Even later wordt de vraag opnieuw gesteld en dan aanvaarden we haar voorstel. Meteen wordt aan de dames een lange wikkelrok aangeboden, want onze lange zomerbroek behoort niet tot de dresscode in deze Evangelische kerk. De viering is voor ons een vreemde ervaring. Alle kinderen zijn er aanwezig in hun mooiste outfit. Er wordt ontzettend veel muziek gemaakt, gezongen en gedanst en ‘God loves you’ gescandeerd. Jarigen en nieuwkomers worden figuurlijk in de bloemetjes gezet en wat ik al vreesde: ook de gasten worden op het podium gevraagd. Steve vraagt ons om een liedje van bij ons te zingen en ik krijg meteen een micro aangereikt. Help! Magda krijgt de lumineuze inval dat we samen met de nodige mimiek en veel enthousiasme ‘ik heb de zon zien zakken in de zee’ zullen zingen, wat uiteraard in ons aller collectief geheugen zit. Mis op zijn Afrikaans dus. We hebben hiermee blijkbaar gescoord, want telkens we de kinderen achteraf zien, beginnen ze spontaan te zingen van ‘joepie ja ja joepie’.

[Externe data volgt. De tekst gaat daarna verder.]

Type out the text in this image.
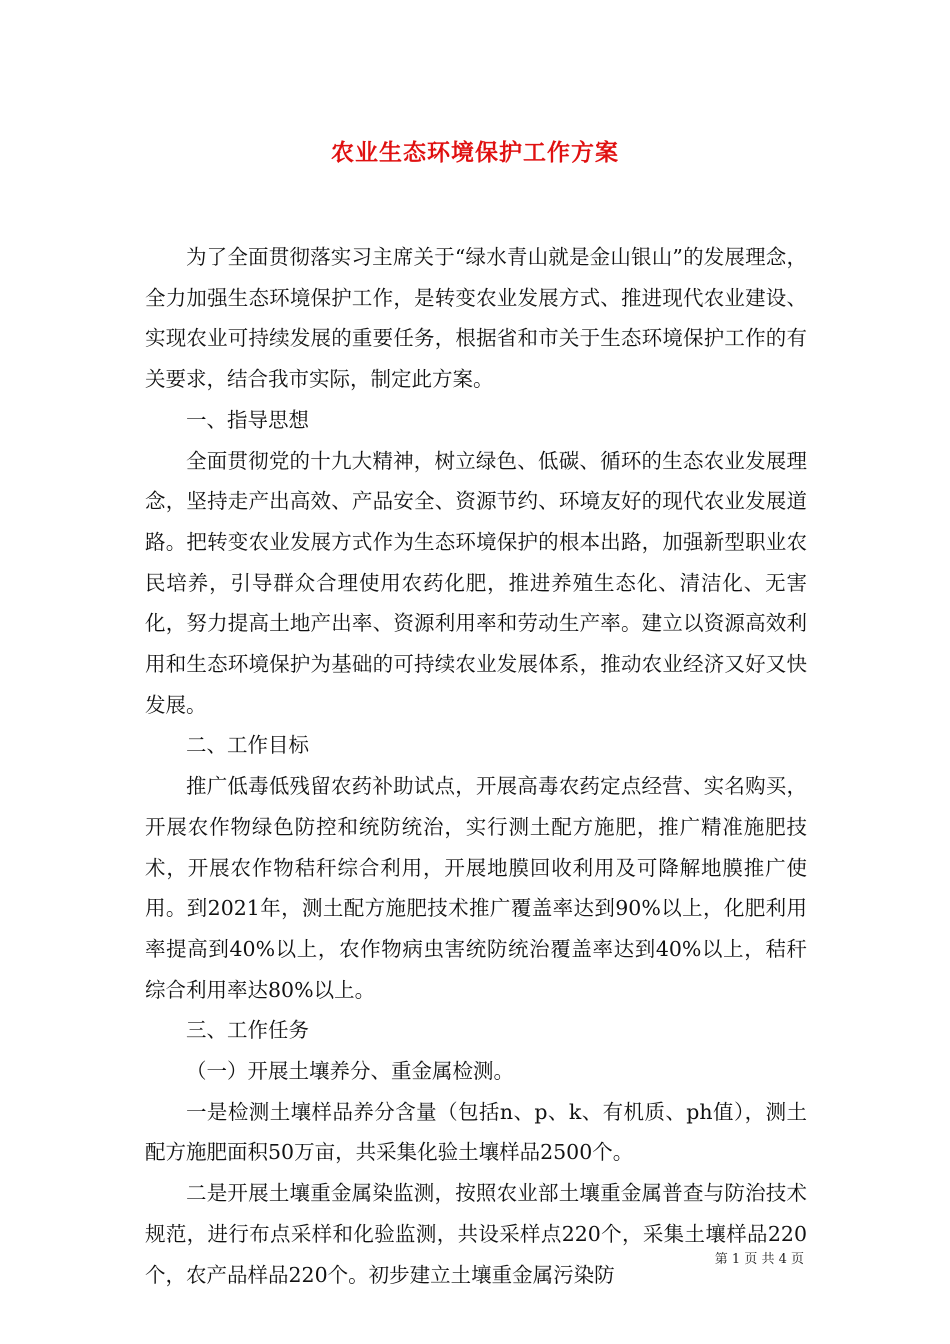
农业生态环境保护工作方案

为了全面贯彻落实习主席关于“绿水青山就是金山银山”的发展理念，全力加强生态环境保护工作，是转变农业发展方式、推进现代农业建设、实现农业可持续发展的重要任务，根据省和市关于生态环境保护工作的有关要求，结合我市实际，制定此方案。

一、指导思想

全面贯彻党的十九大精神，树立绿色、低碳、循环的生态农业发展理念，坚持走产出高效、产品安全、资源节约、环境友好的现代农业发展道路。把转变农业发展方式作为生态环境保护的根本出路，加强新型职业农民培养，引导群众合理使用农药化肥，推进养殖生态化、清洁化、无害化，努力提高土地产出率、资源利用率和劳动生产率。建立以资源高效利用和生态环境保护为基础的可持续农业发展体系，推动农业经济又好又快发展。

二、工作目标

推广低毒低残留农药补助试点，开展高毒农药定点经营、实名购买，开展农作物绿色防控和统防统治，实行测土配方施肥，推广精准施肥技术，开展农作物秸秆综合利用，开展地膜回收利用及可降解地膜推广使用。到2021年，测土配方施肥技术推广覆盖率达到90%以上，化肥利用率提高到40%以上，农作物病虫害统防统治覆盖率达到40%以上，秸秆综合利用率达80%以上。

三、工作任务

（一）开展土壤养分、重金属检测。

一是检测土壤样品养分含量（包括n、p、k、有机质、ph值），测土配方施肥面积50万亩，共采集化验土壤样品2500个。

二是开展土壤重金属染监测，按照农业部土壤重金属普查与防治技术规范，进行布点采样和化验监测，共设采样点220个，采集土壤样品220个，农产品样品220个。初步建立土壤重金属污染防

第 1 页 共 4 页
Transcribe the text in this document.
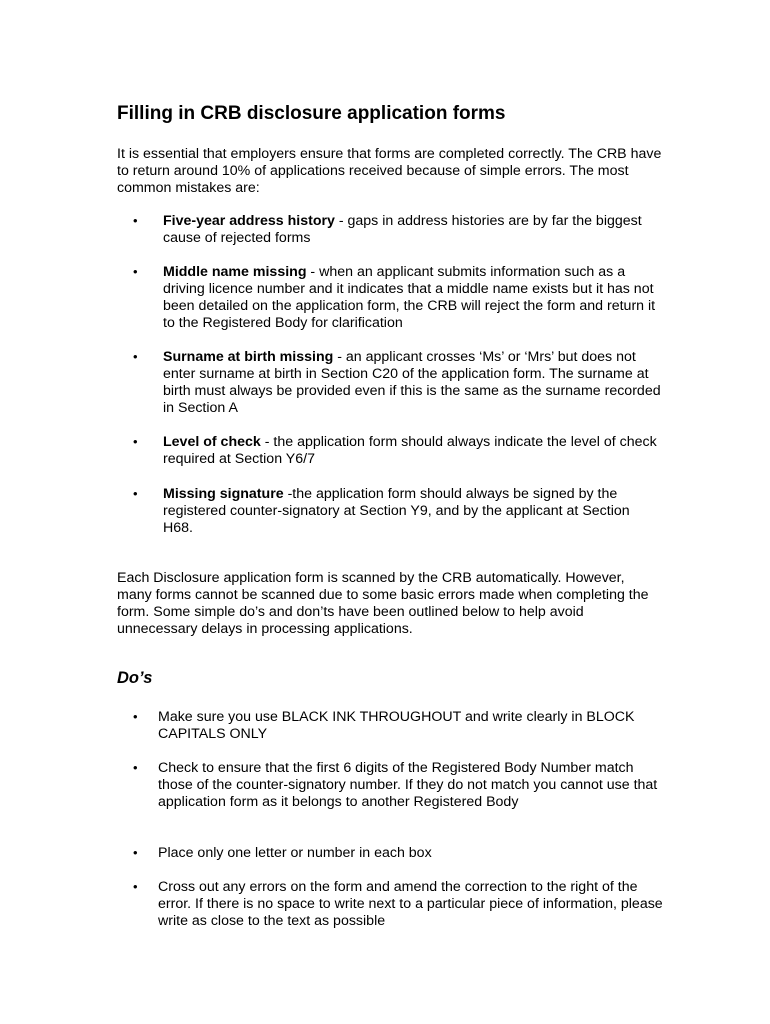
Filling in CRB disclosure application forms

It is essential that employers ensure that forms are completed correctly. The CRB have to return around 10% of applications received because of simple errors. The most common mistakes are:

• Five-year address history - gaps in address histories are by far the biggest cause of rejected forms
• Middle name missing - when an applicant submits information such as a driving licence number and it indicates that a middle name exists but it has not been detailed on the application form, the CRB will reject the form and return it to the Registered Body for clarification
• Surname at birth missing - an applicant crosses ‘Ms’ or ‘Mrs’ but does not enter surname at birth in Section C20 of the application form. The surname at birth must always be provided even if this is the same as the surname recorded in Section A
• Level of check - the application form should always indicate the level of check required at Section Y6/7
• Missing signature -the application form should always be signed by the registered counter-signatory at Section Y9, and by the applicant at Section H68.

Each Disclosure application form is scanned by the CRB automatically. However, many forms cannot be scanned due to some basic errors made when completing the form. Some simple do’s and don’ts have been outlined below to help avoid unnecessary delays in processing applications.

Do’s
• Make sure you use BLACK INK THROUGHOUT and write clearly in BLOCK CAPITALS ONLY
• Check to ensure that the first 6 digits of the Registered Body Number match those of the counter-signatory number. If they do not match you cannot use that application form as it belongs to another Registered Body
• Place only one letter or number in each box
• Cross out any errors on the form and amend the correction to the right of the error. If there is no space to write next to a particular piece of information, please write as close to the text as possible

Onze eerste namiddag Arco Iris zit er op. Onder de volle Afrikaanse maan, op de bank voor ons gastenverblijf, wordt er nog wat bijgepraat met Geert en Hilde met een glaasje wijn als afsluiter. Plots komt Helen ons vertellen dat er geen alcohol gedronken wordt in Arco Iris. De mannen kijken sip. De vrouwen ook.

De volgende dag worden we uitgenodigd om een bezoek en een viering bij te wonen op wat zij noemen ‘de Bocaria’. Terug wordt de dresscode gerespecteerd en onze sandalen worden geruild voor de sportschoenen, wat geen overbodig bevel blijkt. Fototoestellen mogen niet mee, jammer natuurlijk, vooral voor Godfried die aan zijn eindwerk fotografie werkt in de academie in Brugge. De Bocaria is de grootste vuilnisbelt van de stad Maputo en daar is hun school ooit gestart. We gaan met de bus van Arco Iris. Daar aangekomen is er eerst de viering met de nodige pathetische speeches van ‘God loves you’ door onze zwarte charismatische buschauffeur. Het doet me denken aan de domineespeeches op de Amerikaanse televisie. Zijn duur zijden hemd en zijn fijne Italiaanse schoenen storen mij en vormen een schril contrast met de arme, in lompen geklede kinderen die leven op en aan de rand van de vuilnisbelt.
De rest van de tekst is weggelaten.